Getting another weird error. Here is my code:

void GetMatches(int *pMatchList_CPU, int startIdx)


	int blockCnt = 512;

	int threadsPerBlock = 16;

	int totalThreads = blockCnt * threadsPerBlock;

	int *pMatchList_GPU;

	int dataSize = totalThreads * sizeof(int);

	CUDA_SAFE_CALL(cudaMalloc((void**) &pMatchList_GPU, dataSize));

	CUDA_SAFE_CALL(cudaMemset((void*) pMatchList_GPU, 0, dataSize));

	cudaGetMatches<<<blockCnt, threadsPerBlock>>>(pMatchList_GPU, startIdx);

	CUDA_SAFE_CALL(cudaMemcpy(pMatchList_CPU, pMatchList_GPU, dataSize, cudaMemcpyDeviceToHost));



Everything appears to work fine up until the cudaMemcpy, which is gives the less than helpful error message “unspecified launch failure.”

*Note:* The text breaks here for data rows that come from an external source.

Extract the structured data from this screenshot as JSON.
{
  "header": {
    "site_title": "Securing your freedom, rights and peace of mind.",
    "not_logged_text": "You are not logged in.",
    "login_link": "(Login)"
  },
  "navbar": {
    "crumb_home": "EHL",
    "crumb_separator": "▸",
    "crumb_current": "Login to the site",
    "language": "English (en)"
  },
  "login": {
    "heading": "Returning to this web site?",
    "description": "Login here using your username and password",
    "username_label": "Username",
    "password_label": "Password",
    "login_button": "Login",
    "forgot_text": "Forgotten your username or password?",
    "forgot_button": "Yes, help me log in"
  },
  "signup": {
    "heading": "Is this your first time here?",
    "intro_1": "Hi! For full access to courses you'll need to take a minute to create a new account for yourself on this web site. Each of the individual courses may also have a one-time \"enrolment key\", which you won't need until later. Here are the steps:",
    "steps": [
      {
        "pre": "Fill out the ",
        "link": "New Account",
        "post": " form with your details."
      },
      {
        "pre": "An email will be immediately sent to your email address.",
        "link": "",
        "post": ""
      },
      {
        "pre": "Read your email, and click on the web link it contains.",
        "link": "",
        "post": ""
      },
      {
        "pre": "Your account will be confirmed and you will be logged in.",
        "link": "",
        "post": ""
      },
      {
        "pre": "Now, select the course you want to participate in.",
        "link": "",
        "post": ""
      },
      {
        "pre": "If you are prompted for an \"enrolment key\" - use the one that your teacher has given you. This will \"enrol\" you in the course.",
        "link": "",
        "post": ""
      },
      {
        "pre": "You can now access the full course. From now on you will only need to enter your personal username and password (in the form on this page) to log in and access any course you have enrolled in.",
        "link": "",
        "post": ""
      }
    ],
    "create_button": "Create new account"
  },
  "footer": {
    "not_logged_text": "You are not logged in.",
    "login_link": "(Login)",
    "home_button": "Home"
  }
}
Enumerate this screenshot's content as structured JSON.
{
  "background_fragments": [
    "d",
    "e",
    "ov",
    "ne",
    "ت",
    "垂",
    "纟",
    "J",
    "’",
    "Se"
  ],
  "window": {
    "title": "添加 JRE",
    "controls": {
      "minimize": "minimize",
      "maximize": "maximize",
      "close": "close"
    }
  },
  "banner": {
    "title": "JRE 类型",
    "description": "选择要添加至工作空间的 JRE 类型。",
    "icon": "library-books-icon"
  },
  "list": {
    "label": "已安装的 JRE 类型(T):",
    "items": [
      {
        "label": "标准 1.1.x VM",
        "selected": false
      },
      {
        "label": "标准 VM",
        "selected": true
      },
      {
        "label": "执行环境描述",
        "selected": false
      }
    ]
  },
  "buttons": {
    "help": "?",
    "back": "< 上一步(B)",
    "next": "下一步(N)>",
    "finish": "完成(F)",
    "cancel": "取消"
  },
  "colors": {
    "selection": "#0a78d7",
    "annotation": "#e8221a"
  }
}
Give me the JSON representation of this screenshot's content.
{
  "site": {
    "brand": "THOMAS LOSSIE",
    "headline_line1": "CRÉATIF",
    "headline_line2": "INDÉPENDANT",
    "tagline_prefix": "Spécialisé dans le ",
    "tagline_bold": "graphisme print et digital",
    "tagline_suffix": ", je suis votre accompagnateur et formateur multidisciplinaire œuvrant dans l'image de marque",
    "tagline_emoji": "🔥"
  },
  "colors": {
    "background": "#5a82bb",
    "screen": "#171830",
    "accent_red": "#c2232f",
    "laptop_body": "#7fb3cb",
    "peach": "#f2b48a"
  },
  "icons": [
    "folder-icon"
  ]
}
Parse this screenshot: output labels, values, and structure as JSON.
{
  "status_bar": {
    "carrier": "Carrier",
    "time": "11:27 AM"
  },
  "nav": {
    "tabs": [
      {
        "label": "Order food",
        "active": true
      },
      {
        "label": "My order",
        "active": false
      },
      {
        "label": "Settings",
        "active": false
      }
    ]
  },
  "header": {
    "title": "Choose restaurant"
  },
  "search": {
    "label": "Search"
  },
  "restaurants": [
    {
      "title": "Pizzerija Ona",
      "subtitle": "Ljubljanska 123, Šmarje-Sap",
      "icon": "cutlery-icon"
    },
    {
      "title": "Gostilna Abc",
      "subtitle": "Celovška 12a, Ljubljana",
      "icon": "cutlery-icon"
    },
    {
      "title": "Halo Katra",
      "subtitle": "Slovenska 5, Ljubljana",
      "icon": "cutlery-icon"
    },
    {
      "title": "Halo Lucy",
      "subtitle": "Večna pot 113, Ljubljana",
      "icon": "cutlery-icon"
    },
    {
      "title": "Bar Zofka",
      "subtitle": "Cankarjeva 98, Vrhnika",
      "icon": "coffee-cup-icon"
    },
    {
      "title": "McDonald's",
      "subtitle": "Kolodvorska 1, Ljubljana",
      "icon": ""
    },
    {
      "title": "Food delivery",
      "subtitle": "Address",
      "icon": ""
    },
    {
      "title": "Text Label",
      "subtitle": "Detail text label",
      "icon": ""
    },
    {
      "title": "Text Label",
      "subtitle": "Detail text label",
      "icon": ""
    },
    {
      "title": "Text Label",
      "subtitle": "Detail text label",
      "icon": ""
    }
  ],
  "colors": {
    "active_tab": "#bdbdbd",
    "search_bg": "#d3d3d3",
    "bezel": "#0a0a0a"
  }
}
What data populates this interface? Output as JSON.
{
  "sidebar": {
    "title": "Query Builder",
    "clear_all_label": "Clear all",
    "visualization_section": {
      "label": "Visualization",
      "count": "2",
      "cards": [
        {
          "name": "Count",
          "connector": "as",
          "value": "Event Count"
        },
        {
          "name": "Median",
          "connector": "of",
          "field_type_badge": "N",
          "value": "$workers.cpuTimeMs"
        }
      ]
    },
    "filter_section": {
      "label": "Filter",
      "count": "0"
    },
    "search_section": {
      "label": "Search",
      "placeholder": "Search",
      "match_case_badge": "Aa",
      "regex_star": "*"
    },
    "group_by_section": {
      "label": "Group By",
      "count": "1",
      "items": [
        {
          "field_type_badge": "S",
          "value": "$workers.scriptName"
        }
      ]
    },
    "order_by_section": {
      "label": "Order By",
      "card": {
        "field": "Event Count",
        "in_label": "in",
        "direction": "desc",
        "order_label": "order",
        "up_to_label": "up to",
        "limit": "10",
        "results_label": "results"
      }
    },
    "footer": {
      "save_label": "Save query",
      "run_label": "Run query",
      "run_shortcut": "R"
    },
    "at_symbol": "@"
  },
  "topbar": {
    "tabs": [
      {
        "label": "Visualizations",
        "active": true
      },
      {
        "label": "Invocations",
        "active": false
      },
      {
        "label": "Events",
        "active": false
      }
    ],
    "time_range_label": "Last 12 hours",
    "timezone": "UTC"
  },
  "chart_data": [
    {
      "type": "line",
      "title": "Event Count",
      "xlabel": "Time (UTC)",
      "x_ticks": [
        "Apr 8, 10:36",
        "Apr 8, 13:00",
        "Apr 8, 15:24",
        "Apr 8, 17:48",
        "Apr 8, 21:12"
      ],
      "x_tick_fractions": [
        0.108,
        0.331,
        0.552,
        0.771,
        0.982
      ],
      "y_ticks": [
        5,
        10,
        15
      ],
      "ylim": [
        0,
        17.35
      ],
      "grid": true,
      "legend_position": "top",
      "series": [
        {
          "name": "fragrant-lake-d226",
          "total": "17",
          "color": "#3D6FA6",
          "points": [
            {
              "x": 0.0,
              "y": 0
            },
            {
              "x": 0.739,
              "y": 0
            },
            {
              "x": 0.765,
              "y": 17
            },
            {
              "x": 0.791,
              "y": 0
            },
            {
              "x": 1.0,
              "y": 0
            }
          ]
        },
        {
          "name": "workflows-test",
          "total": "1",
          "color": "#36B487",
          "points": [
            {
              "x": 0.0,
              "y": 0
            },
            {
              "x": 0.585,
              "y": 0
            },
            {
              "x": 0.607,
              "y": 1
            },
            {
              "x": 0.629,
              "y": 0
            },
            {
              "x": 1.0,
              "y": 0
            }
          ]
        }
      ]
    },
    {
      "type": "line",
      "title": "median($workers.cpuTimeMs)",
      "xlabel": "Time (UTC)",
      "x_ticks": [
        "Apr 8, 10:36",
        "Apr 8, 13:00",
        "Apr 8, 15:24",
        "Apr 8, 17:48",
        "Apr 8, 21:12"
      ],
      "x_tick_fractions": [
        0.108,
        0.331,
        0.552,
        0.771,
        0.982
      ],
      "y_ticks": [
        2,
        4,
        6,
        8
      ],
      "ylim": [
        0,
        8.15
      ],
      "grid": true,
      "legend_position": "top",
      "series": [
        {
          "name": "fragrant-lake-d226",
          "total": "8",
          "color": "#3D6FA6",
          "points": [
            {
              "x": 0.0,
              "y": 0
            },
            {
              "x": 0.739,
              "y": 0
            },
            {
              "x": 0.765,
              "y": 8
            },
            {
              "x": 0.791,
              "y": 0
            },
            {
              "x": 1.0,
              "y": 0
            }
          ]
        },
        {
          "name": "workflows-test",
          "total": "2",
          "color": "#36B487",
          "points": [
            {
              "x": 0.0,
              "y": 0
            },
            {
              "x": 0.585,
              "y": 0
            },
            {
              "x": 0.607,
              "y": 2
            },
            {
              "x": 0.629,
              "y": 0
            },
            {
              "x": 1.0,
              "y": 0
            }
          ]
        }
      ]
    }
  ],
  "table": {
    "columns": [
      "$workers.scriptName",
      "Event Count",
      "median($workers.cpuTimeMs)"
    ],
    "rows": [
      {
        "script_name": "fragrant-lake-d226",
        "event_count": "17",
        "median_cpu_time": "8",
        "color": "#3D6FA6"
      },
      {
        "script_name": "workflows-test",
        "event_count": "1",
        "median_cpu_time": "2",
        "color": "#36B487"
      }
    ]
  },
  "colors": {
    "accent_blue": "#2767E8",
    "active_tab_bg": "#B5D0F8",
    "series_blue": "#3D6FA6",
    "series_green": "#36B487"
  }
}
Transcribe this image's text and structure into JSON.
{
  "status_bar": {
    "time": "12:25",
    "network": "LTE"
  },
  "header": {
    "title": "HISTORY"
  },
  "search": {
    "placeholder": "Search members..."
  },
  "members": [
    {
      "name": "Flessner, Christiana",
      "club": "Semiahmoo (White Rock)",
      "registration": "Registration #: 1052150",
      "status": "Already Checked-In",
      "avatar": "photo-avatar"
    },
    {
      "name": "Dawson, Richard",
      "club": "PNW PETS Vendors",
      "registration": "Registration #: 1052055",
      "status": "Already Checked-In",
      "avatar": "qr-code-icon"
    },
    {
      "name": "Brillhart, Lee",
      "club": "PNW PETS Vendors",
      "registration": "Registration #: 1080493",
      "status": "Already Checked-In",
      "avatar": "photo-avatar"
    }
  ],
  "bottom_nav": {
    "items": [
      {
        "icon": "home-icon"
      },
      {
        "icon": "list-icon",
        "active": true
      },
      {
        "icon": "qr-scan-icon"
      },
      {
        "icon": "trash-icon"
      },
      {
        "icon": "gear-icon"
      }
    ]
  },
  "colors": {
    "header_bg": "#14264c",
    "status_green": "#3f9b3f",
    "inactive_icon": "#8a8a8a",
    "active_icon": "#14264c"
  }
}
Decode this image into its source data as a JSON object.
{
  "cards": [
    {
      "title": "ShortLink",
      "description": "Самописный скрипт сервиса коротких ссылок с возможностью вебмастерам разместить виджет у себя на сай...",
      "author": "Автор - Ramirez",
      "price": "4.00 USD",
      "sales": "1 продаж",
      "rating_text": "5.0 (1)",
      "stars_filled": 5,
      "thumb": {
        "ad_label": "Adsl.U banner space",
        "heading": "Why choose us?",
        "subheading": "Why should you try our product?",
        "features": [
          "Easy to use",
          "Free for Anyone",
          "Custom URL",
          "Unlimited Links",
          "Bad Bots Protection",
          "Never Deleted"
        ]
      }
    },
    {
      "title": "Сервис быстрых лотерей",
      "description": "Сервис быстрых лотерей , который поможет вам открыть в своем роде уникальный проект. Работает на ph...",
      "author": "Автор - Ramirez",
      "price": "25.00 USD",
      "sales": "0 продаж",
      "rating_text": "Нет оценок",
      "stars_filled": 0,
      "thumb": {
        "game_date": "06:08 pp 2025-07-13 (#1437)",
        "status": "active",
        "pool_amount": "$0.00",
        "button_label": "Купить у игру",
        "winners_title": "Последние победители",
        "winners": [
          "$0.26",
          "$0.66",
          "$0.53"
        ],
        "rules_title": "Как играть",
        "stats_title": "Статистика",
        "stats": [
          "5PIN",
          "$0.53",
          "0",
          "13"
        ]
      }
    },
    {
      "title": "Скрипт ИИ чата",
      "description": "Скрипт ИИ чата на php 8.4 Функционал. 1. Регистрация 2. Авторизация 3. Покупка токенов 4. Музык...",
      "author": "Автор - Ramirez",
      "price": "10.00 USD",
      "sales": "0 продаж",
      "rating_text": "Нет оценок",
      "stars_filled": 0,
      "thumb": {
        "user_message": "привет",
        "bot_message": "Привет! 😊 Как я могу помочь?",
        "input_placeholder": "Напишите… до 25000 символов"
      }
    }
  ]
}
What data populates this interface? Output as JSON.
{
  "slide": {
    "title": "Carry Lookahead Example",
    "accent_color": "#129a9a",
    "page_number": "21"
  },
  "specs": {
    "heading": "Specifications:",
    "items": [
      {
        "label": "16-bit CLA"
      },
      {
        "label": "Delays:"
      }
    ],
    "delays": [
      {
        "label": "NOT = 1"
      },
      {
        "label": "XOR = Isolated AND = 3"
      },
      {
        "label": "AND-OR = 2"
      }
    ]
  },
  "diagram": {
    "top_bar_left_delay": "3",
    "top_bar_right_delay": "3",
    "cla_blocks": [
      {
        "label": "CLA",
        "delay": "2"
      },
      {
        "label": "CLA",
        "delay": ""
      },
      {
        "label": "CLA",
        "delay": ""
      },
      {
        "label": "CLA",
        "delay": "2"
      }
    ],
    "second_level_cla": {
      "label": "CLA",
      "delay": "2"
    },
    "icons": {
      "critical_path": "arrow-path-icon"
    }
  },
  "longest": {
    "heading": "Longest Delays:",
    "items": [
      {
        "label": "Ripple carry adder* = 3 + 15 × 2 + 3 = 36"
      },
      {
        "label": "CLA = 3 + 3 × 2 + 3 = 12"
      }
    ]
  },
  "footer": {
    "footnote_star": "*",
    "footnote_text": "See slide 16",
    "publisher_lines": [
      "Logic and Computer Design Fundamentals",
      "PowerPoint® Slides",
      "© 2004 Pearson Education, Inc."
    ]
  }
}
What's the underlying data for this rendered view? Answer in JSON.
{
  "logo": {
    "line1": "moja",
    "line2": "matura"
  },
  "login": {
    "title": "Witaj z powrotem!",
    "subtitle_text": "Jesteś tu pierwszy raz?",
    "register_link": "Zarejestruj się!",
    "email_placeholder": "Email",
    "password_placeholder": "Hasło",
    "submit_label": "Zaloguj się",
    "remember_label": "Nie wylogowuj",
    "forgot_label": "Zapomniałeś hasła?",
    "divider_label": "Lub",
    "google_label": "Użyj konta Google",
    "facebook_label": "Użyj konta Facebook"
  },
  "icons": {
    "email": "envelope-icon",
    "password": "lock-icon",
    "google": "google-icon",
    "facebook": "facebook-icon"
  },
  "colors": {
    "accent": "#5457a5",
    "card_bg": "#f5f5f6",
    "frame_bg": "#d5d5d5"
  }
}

Am I missing something obvious?

Edit: Just one additional note, pMatchList_CPU is allocated to be the same size as dataSize, in the calling method. I tried adding a cudaMallocHost call and copying from pMatchList_GPU to that first, but I get the same error.

usually, unspecified launch errors result from kernel calls. Since you aren’t checking for errors after the kernel call directly, this is probably why it is showing up at the memcpy.

The most common cause of “unspecified launch failure” is when a kernel writes past the end of allocated array bounds.

Actually, I had tried that, but I didn’t have a cudaThreadSynchronize() call before getting the error message (and it was missing from the code I posted), so it was saying there was no error message.

When I added a cudaThreadSynchronize() and then get the error message, there is an error message, so you are correct, it is happening in my kernel call. I’ll keep digging. Thanks.